GIVEN the length of time campaigners, charities and benefit claimants themselves have been warning of problems with Universal Credit (UC), it wouldn’t be unfair to describe Philip Hammond’s concessions in last week’s budget as “grudging”.
The chancellor’s amendments to the controversial benefit – now being rolled out fully across the country – included a £1.5bn fund to help people moving onto UC, a reduction of a week in the six week waiting period before successful claimants receive any help, and a two-week bridging system for those claiming housing benefit, to prevent them building up arrears.
The initial response from anti-poverty charities was of relief. Given that the Scottish Government is already making changes to address the worst effects of UC, the response from the Conservative Government although late, was better late than never, perhaps.
But the measure of the UK Government’s concern is revealed by the fact that the opportunity to claim housing benefit bridging payments will not be available until April. The reduction in the six week waiting period – which has caused extensive hardship up and down the UK, which may well be contributing to rising levels of homelessness and rough sleeping and which is forcing desperate claimants to foodbanks – will not happen until February.
The changes could be viewed as a response to the likes of Citizen’s Advice Scotland, which has warned of a 189 per cent rise in people coming to its bureaux seeking help with UC. CAS has also previously argued the benefit is helping drive people into debt, and called for its roll-out to be suspended until fundamental problems can be fixed.
So the Government is to address some of the worst excesses of Universal Credit, but not before more of the UK’s poorest people are driven into misery, debt, and reliance on foodbanks in the run up to Christmas.
The changes are tokenistic, in any case, fiddling at the margins. A reduction in waiting times by one week will still leave people without any source of income for five weeks – although some may qualify for hardship payments. Providing loans to bridge the gap seems less than generous, given they will have to be paid back by future benefit reductions. Should the Government really be forcing debt on those who are already struggling to make ends meet?

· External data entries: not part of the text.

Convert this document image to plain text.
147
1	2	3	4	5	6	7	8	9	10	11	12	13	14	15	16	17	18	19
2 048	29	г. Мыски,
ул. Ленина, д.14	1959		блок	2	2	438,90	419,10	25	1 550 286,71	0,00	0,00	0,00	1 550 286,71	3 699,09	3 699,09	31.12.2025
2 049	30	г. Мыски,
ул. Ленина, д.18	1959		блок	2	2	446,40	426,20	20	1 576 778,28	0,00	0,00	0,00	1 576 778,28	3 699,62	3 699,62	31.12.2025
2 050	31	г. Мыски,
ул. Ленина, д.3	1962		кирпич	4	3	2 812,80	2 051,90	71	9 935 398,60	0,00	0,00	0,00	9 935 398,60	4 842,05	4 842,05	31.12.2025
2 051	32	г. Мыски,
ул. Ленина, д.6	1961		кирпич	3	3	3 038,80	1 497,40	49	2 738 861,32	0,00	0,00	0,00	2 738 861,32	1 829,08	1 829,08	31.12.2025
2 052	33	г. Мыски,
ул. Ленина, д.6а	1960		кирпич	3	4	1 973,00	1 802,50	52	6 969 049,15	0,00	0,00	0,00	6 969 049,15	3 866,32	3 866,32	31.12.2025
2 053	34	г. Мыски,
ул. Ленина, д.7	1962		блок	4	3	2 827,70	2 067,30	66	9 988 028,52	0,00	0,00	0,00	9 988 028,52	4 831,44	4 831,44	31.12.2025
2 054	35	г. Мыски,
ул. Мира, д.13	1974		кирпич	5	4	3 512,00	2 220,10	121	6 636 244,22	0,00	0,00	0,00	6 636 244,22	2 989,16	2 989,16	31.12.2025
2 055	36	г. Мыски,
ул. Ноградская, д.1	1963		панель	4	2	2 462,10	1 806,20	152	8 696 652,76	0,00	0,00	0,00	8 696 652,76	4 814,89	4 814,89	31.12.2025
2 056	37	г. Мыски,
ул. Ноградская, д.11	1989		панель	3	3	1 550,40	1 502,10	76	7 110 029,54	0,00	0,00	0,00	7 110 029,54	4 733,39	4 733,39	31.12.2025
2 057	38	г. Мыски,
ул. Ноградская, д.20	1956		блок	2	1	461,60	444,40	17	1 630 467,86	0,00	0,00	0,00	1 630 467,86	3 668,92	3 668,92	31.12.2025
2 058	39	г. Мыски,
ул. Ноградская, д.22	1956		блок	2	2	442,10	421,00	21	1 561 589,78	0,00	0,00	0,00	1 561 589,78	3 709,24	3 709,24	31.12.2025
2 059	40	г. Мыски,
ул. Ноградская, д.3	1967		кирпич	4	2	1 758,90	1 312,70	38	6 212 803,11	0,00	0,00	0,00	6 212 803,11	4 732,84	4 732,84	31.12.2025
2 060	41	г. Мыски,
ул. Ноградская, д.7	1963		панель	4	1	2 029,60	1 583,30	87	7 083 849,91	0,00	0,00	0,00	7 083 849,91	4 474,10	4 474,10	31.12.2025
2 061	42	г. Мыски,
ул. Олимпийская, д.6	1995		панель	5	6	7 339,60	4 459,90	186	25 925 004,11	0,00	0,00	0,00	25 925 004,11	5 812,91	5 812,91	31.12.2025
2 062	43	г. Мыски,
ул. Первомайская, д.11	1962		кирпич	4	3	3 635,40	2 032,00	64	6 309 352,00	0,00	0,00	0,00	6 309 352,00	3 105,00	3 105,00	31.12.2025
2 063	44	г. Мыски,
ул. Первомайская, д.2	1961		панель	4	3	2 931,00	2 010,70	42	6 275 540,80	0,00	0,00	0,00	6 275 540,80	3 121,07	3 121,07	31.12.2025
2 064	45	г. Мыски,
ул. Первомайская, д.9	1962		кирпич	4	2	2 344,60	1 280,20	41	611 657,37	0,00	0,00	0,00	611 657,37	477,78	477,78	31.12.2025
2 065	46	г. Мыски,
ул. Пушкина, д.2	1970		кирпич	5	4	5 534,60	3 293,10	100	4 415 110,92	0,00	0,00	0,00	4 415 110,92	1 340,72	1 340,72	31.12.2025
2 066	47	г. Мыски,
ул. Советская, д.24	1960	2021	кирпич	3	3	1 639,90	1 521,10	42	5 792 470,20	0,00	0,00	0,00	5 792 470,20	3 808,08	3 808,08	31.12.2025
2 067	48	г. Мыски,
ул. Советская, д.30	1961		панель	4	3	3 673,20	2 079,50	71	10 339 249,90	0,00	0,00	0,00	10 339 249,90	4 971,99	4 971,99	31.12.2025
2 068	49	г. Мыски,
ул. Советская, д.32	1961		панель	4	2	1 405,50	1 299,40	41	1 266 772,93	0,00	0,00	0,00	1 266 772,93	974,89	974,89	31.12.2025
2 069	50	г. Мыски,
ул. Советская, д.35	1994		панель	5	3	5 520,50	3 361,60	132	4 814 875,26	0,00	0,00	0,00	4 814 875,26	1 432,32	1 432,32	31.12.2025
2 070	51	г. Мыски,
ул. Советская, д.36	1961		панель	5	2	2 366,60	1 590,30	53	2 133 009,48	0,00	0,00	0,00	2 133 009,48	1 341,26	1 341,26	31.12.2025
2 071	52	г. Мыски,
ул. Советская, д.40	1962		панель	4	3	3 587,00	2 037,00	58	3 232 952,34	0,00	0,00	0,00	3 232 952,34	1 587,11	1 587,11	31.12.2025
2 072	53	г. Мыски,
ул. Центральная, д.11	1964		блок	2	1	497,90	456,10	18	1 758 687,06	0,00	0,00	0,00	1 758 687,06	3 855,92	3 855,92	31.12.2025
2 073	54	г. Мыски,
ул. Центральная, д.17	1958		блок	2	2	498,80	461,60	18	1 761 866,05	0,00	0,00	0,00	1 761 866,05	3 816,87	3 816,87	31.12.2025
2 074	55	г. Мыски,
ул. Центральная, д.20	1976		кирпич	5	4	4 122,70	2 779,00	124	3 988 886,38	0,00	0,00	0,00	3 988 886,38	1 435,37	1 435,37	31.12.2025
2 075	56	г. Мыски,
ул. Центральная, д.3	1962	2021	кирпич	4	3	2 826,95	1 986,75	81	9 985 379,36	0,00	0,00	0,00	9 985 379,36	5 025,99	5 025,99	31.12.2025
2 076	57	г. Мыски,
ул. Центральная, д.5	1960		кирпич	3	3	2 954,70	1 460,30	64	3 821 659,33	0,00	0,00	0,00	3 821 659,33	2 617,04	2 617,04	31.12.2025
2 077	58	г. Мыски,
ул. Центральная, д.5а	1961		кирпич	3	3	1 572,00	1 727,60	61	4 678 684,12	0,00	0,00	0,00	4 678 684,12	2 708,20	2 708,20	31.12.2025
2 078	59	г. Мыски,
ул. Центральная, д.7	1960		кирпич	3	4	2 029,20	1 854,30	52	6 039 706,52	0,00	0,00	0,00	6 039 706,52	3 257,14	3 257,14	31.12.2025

Universal Credit is, and always has been ideological and ministers remain as committed as they ever were to the dogma of pushing people into low paid work, sanctioning those who it deems to be not trying hard enough, and endlessly cutting the welfare bill.
Why did it make these changes at all? One can only assume that Conservative MPs are starting to get antsy as their own surgeries fill with constituents affected by Universal Credit in growing numbers. Cynics might also wonder whether concerns about defaulting tenants contributed to the decision to protect housing benefit claims. Private sector landlords through the Residential Landlords Association have been campaigning to make the system “fairer for tenants and landlords alike” after a 10 per cent increase in rent arrears over the last year. Conservative MPs are more likely to encounter the system as landlords, than as claimants, after all.
So there is little sign that fundamentally, ministers are any less wedded to making the benefits system more punitive. And while ‘relieved’ charities call for this to be a first step in fixing Universal Credit, the smart money is on further papering over of the cracks, when what is really needed is a fundamental rethink.